Mathematica is able to compute these limits, the result is in terms of a partial derivative of the regularized hypergeometric function $_2\!\tilde{F}_1$. For $k=2$ I find
$$\lim_{k\rightarrow 2}x^{-k}I_k(x)=\frac{11}{3}-\gamma_{\rm{Euler}}+\ln x-\frac{1}{6x^3}\left(_2\!\tilde{F}_1^{(0,0,1,0)}(-3,1,-2;x)+\,_2\tilde{F}_1^{(1,0,0,0)}(-3,1,-2;x)\right).$$ The superscript notation is Mathematica's way of indicating which variable to differentiate. As a test, for $x=1/2$ the right-hand-side evaluates to $-4.833333\cdots=-29/6$, which agrees with a numerical evaluation of $\lim_{k\rightarrow 2}[\beta_x( -1 - k, 0) + H_{-2 - k}]$.

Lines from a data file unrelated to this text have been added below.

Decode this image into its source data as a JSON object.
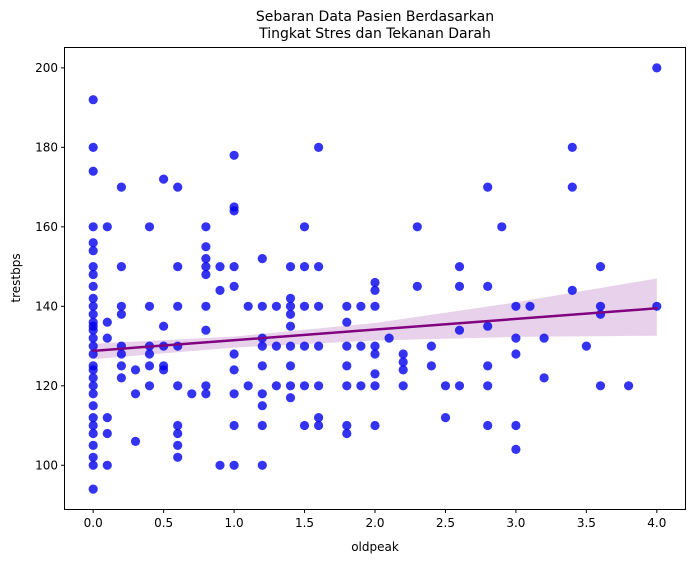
{
  "chart_data": {
    "type": "scatter",
    "title_lines": [
      "Sebaran Data Pasien Berdasarkan",
      "Tingkat Stres dan Tekanan Darah"
    ],
    "xlabel": "oldpeak",
    "ylabel": "trestbps",
    "xlim": [
      -0.2,
      4.2
    ],
    "ylim": [
      89,
      205
    ],
    "xticks": [
      0.0,
      0.5,
      1.0,
      1.5,
      2.0,
      2.5,
      3.0,
      3.5,
      4.0
    ],
    "xtick_labels": [
      "0.0",
      "0.5",
      "1.0",
      "1.5",
      "2.0",
      "2.5",
      "3.0",
      "3.5",
      "4.0"
    ],
    "yticks": [
      100,
      120,
      140,
      160,
      180,
      200
    ],
    "ytick_labels": [
      "100",
      "120",
      "140",
      "160",
      "180",
      "200"
    ],
    "grid": false,
    "point_color": "#0000ee",
    "regression": {
      "x": [
        0,
        4
      ],
      "y": [
        128.8,
        139.5
      ],
      "color": "#800080",
      "ci_color": "#d8b4de",
      "ci_upper": [
        [
          0,
          130.6
        ],
        [
          1,
          132.4
        ],
        [
          2,
          135.8
        ],
        [
          3,
          141.0
        ],
        [
          4,
          147.0
        ]
      ],
      "ci_lower": [
        [
          0,
          126.7
        ],
        [
          1,
          129.6
        ],
        [
          2,
          131.4
        ],
        [
          3,
          132.3
        ],
        [
          4,
          132.6
        ]
      ]
    },
    "points": [
      [
        0,
        192
      ],
      [
        0,
        180
      ],
      [
        0,
        174
      ],
      [
        0,
        160
      ],
      [
        0,
        156
      ],
      [
        0,
        154
      ],
      [
        0,
        150
      ],
      [
        0,
        148
      ],
      [
        0,
        145
      ],
      [
        0,
        142
      ],
      [
        0,
        140
      ],
      [
        0,
        138
      ],
      [
        0,
        136
      ],
      [
        0,
        135
      ],
      [
        0,
        134
      ],
      [
        0,
        132
      ],
      [
        0,
        130
      ],
      [
        0,
        128
      ],
      [
        0,
        125
      ],
      [
        0,
        124
      ],
      [
        0,
        122
      ],
      [
        0,
        120
      ],
      [
        0,
        118
      ],
      [
        0,
        115
      ],
      [
        0,
        112
      ],
      [
        0,
        110
      ],
      [
        0,
        108
      ],
      [
        0,
        105
      ],
      [
        0,
        102
      ],
      [
        0,
        100
      ],
      [
        0,
        94
      ],
      [
        0.1,
        160
      ],
      [
        0.1,
        136
      ],
      [
        0.1,
        132
      ],
      [
        0.1,
        112
      ],
      [
        0.1,
        108
      ],
      [
        0.1,
        100
      ],
      [
        0.2,
        170
      ],
      [
        0.2,
        150
      ],
      [
        0.2,
        140
      ],
      [
        0.2,
        138
      ],
      [
        0.2,
        130
      ],
      [
        0.2,
        128
      ],
      [
        0.2,
        125
      ],
      [
        0.2,
        122
      ],
      [
        0.3,
        124
      ],
      [
        0.3,
        118
      ],
      [
        0.3,
        106
      ],
      [
        0.4,
        160
      ],
      [
        0.4,
        140
      ],
      [
        0.4,
        130
      ],
      [
        0.4,
        128
      ],
      [
        0.4,
        125
      ],
      [
        0.4,
        120
      ],
      [
        0.5,
        172
      ],
      [
        0.5,
        135
      ],
      [
        0.5,
        130
      ],
      [
        0.5,
        125
      ],
      [
        0.5,
        124
      ],
      [
        0.6,
        170
      ],
      [
        0.6,
        150
      ],
      [
        0.6,
        140
      ],
      [
        0.6,
        130
      ],
      [
        0.6,
        120
      ],
      [
        0.6,
        110
      ],
      [
        0.6,
        108
      ],
      [
        0.6,
        105
      ],
      [
        0.6,
        102
      ],
      [
        0.7,
        118
      ],
      [
        0.8,
        160
      ],
      [
        0.8,
        155
      ],
      [
        0.8,
        152
      ],
      [
        0.8,
        150
      ],
      [
        0.8,
        148
      ],
      [
        0.8,
        140
      ],
      [
        0.8,
        134
      ],
      [
        0.8,
        120
      ],
      [
        0.8,
        118
      ],
      [
        0.9,
        150
      ],
      [
        0.9,
        144
      ],
      [
        0.9,
        100
      ],
      [
        1.0,
        178
      ],
      [
        1.0,
        165
      ],
      [
        1.0,
        164
      ],
      [
        1.0,
        150
      ],
      [
        1.0,
        145
      ],
      [
        1.0,
        128
      ],
      [
        1.0,
        124
      ],
      [
        1.0,
        118
      ],
      [
        1.0,
        110
      ],
      [
        1.0,
        100
      ],
      [
        1.1,
        140
      ],
      [
        1.1,
        120
      ],
      [
        1.2,
        152
      ],
      [
        1.2,
        140
      ],
      [
        1.2,
        132
      ],
      [
        1.2,
        130
      ],
      [
        1.2,
        125
      ],
      [
        1.2,
        118
      ],
      [
        1.2,
        115
      ],
      [
        1.2,
        110
      ],
      [
        1.2,
        100
      ],
      [
        1.3,
        140
      ],
      [
        1.3,
        130
      ],
      [
        1.3,
        120
      ],
      [
        1.4,
        150
      ],
      [
        1.4,
        142
      ],
      [
        1.4,
        140
      ],
      [
        1.4,
        138
      ],
      [
        1.4,
        135
      ],
      [
        1.4,
        130
      ],
      [
        1.4,
        125
      ],
      [
        1.4,
        120
      ],
      [
        1.4,
        117
      ],
      [
        1.5,
        160
      ],
      [
        1.5,
        150
      ],
      [
        1.5,
        140
      ],
      [
        1.5,
        130
      ],
      [
        1.5,
        120
      ],
      [
        1.5,
        110
      ],
      [
        1.6,
        180
      ],
      [
        1.6,
        150
      ],
      [
        1.6,
        140
      ],
      [
        1.6,
        130
      ],
      [
        1.6,
        120
      ],
      [
        1.6,
        112
      ],
      [
        1.6,
        110
      ],
      [
        1.8,
        140
      ],
      [
        1.8,
        136
      ],
      [
        1.8,
        130
      ],
      [
        1.8,
        125
      ],
      [
        1.8,
        120
      ],
      [
        1.8,
        110
      ],
      [
        1.8,
        108
      ],
      [
        1.9,
        140
      ],
      [
        1.9,
        130
      ],
      [
        1.9,
        120
      ],
      [
        2.0,
        146
      ],
      [
        2.0,
        144
      ],
      [
        2.0,
        140
      ],
      [
        2.0,
        130
      ],
      [
        2.0,
        128
      ],
      [
        2.0,
        123
      ],
      [
        2.0,
        120
      ],
      [
        2.0,
        110
      ],
      [
        2.1,
        132
      ],
      [
        2.2,
        128
      ],
      [
        2.2,
        126
      ],
      [
        2.2,
        124
      ],
      [
        2.2,
        120
      ],
      [
        2.3,
        160
      ],
      [
        2.3,
        145
      ],
      [
        2.4,
        130
      ],
      [
        2.4,
        125
      ],
      [
        2.5,
        120
      ],
      [
        2.5,
        112
      ],
      [
        2.6,
        150
      ],
      [
        2.6,
        145
      ],
      [
        2.6,
        134
      ],
      [
        2.6,
        120
      ],
      [
        2.8,
        170
      ],
      [
        2.8,
        145
      ],
      [
        2.8,
        135
      ],
      [
        2.8,
        125
      ],
      [
        2.8,
        120
      ],
      [
        2.8,
        110
      ],
      [
        2.9,
        160
      ],
      [
        3.0,
        140
      ],
      [
        3.0,
        132
      ],
      [
        3.0,
        128
      ],
      [
        3.0,
        110
      ],
      [
        3.0,
        104
      ],
      [
        3.1,
        140
      ],
      [
        3.2,
        132
      ],
      [
        3.2,
        122
      ],
      [
        3.4,
        180
      ],
      [
        3.4,
        170
      ],
      [
        3.4,
        144
      ],
      [
        3.5,
        130
      ],
      [
        3.6,
        150
      ],
      [
        3.6,
        140
      ],
      [
        3.6,
        138
      ],
      [
        3.6,
        120
      ],
      [
        3.8,
        120
      ],
      [
        4.0,
        200
      ],
      [
        4.0,
        140
      ]
    ]
  }
}
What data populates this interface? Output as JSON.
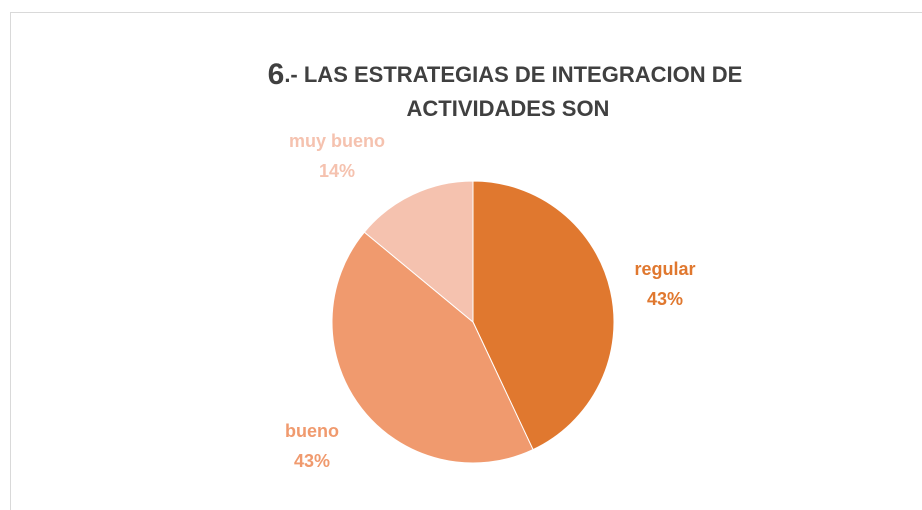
{
  "chart_data": {
    "type": "pie",
    "title": "6.- LAS ESTRATEGIAS DE INTEGRACION DE ACTIVIDADES SON",
    "categories": [
      "regular",
      "bueno",
      "muy bueno"
    ],
    "values": [
      43,
      43,
      14
    ],
    "value_labels": [
      "43%",
      "43%",
      "14%"
    ],
    "colors": [
      "#E0782F",
      "#F09A6E",
      "#F5C2AF"
    ]
  }
}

The corresponding formula for integer $k\geq 2$ is $$\lim_{n\rightarrow k}x^{-n}I_n(x)=c_k-\gamma_{\rm{Euler}}+\ln x-\frac{1}{(k+1)!x^{k+1}}\left(_2\!\tilde{F}_1^{(0,0,1,0)}(-k-1,1,-k;x)+\,_2\tilde{F}_1^{(1,0,0,0)}(-k-1,1,-k;x)\right).$$ The fraction $c_k$ is twice the constant term in an expansion of $H_{-2-q}$ around $q=k$. I don't have a closed-form expression for $c_k$, the first few values are $11/3, 25/6, 137/30, 49/10, 363/70$, for $k=2,3,4,5,6$.